Monday, June 18, 2012

Difference between Java EE &. Standalone Agents

Java EE vs. Standalone Agents


In 11g, the agents can optionally be installed as applications in a Oracle WebLogic Server, and automatically benefit from the clustering, load-balancing, datasources and connection pooling features available with the application server. They are by default scalable and highly available.
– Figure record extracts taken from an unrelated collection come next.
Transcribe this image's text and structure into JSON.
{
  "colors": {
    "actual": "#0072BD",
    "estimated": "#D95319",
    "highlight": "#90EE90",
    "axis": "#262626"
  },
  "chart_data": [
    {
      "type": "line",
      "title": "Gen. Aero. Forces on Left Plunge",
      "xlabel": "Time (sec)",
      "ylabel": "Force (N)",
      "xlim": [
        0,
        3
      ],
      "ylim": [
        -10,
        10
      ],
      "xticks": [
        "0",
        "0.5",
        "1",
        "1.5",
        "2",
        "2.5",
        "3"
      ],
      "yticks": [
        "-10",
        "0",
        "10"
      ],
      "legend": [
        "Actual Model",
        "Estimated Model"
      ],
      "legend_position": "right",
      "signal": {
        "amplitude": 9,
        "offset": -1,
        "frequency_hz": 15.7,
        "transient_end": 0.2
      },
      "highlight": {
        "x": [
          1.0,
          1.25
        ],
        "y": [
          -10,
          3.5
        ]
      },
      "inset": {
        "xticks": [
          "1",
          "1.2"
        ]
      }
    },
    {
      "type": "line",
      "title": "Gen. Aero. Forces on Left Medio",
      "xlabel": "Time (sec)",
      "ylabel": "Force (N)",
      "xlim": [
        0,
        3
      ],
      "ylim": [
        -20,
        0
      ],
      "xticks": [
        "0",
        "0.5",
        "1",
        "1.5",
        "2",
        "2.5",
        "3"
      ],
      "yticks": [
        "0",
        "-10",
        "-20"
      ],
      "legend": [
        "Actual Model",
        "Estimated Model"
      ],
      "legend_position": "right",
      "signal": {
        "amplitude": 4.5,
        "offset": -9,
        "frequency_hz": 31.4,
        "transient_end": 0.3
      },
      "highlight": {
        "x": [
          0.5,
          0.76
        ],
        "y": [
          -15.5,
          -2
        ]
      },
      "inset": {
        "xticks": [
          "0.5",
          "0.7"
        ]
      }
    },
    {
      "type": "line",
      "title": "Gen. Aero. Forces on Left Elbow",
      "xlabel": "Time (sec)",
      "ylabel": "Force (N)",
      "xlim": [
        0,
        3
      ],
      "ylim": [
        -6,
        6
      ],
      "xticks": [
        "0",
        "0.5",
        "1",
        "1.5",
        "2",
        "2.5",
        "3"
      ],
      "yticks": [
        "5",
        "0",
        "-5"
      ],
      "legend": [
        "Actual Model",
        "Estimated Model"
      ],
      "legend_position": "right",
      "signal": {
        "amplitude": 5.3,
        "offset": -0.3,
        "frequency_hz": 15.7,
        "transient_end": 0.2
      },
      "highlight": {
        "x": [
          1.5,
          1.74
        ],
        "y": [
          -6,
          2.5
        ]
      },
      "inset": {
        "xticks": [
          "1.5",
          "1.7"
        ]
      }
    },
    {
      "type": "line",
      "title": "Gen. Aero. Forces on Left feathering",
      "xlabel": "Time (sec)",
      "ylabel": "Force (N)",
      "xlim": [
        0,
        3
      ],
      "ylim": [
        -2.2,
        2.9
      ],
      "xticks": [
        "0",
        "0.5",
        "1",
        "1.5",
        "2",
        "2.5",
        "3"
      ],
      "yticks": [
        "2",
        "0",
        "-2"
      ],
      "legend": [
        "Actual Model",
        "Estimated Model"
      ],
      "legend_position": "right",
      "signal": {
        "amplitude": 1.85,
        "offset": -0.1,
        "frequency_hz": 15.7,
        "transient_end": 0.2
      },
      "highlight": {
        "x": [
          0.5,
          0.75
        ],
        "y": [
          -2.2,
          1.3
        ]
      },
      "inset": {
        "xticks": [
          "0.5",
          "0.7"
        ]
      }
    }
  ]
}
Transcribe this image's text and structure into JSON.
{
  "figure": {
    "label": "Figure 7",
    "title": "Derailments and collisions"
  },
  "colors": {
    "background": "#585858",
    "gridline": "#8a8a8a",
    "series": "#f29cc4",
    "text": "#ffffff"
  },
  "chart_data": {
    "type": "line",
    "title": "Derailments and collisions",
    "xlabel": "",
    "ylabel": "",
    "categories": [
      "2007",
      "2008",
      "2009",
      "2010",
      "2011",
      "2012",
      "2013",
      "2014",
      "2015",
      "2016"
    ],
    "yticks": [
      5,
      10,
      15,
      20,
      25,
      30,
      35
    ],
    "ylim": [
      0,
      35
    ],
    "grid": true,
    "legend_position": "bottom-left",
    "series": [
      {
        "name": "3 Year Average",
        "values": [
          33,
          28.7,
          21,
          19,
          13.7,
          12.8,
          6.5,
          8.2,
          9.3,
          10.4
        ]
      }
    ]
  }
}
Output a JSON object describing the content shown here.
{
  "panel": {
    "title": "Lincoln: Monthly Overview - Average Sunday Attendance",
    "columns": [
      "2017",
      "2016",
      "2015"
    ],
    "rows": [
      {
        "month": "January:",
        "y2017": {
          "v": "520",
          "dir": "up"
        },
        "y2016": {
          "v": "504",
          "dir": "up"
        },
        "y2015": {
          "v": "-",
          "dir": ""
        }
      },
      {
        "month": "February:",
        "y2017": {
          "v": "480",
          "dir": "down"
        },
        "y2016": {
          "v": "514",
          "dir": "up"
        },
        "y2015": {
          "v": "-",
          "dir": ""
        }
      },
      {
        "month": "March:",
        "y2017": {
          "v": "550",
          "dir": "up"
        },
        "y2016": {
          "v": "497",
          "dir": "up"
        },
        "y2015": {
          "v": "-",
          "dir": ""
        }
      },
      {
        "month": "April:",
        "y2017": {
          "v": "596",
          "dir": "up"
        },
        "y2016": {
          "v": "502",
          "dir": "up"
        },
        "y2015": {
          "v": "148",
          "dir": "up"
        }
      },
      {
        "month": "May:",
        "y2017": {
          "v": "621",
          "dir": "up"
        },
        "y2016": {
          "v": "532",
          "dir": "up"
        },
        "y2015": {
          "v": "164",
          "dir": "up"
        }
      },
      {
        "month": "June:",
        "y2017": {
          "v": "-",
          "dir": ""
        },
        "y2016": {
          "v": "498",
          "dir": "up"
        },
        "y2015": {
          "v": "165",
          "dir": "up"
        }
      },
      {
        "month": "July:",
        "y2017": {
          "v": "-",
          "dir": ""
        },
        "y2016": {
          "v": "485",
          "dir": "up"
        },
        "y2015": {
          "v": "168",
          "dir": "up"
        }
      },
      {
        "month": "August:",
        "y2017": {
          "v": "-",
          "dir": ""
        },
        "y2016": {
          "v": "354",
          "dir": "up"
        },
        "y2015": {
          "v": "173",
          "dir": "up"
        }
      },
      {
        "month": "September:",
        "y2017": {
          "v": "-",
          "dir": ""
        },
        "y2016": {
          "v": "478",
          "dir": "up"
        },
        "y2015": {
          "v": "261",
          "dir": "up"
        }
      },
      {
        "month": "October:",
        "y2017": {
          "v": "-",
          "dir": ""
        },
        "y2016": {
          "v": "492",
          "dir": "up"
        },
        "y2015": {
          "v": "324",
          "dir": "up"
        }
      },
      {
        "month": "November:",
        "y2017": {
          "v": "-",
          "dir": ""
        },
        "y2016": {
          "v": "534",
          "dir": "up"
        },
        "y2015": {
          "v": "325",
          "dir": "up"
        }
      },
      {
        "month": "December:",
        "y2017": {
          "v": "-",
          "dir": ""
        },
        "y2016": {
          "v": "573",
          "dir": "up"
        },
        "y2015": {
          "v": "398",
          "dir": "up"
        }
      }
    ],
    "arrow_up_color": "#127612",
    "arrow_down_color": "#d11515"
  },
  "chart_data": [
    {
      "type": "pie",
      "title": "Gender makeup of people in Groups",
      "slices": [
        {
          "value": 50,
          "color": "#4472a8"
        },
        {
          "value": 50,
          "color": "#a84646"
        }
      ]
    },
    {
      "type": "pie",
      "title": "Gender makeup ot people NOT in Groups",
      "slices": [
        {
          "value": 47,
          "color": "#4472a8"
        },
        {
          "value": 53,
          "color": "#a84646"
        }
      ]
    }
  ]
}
 Standalone Agents (like in 10g) and Java EE Agents (in WLS). Well, they are (almost) the same piece of code. The main difference is where/how you install them (in WLS or on top of a JVM) and the features that you benefit from this installation.
Typically:
  • The Standalone agent is easier to deploy anywhere, but does not have clustering or connection pooling. It can rely on Oracle Process Manager and Notification Server (OPMN) for being protected and monitored like a service and it can use the built-in ODI Load Balancing feature.
  • The Java EE agent is slightly more complex to set up (you need to install WLS first, set up a domain, and so forth), but gives you access to a different world in terms of enterprise-scale deployment: clustering, load-balancing, centralized monitoring and so forth.

Note that the choice between the two type of agents is really a user choice, and it is easy to mix both these type of agents seamlessly into an ODI architecture. (yes, you read that correctly, the standalone and JEE agents can be used together in the same network topology!)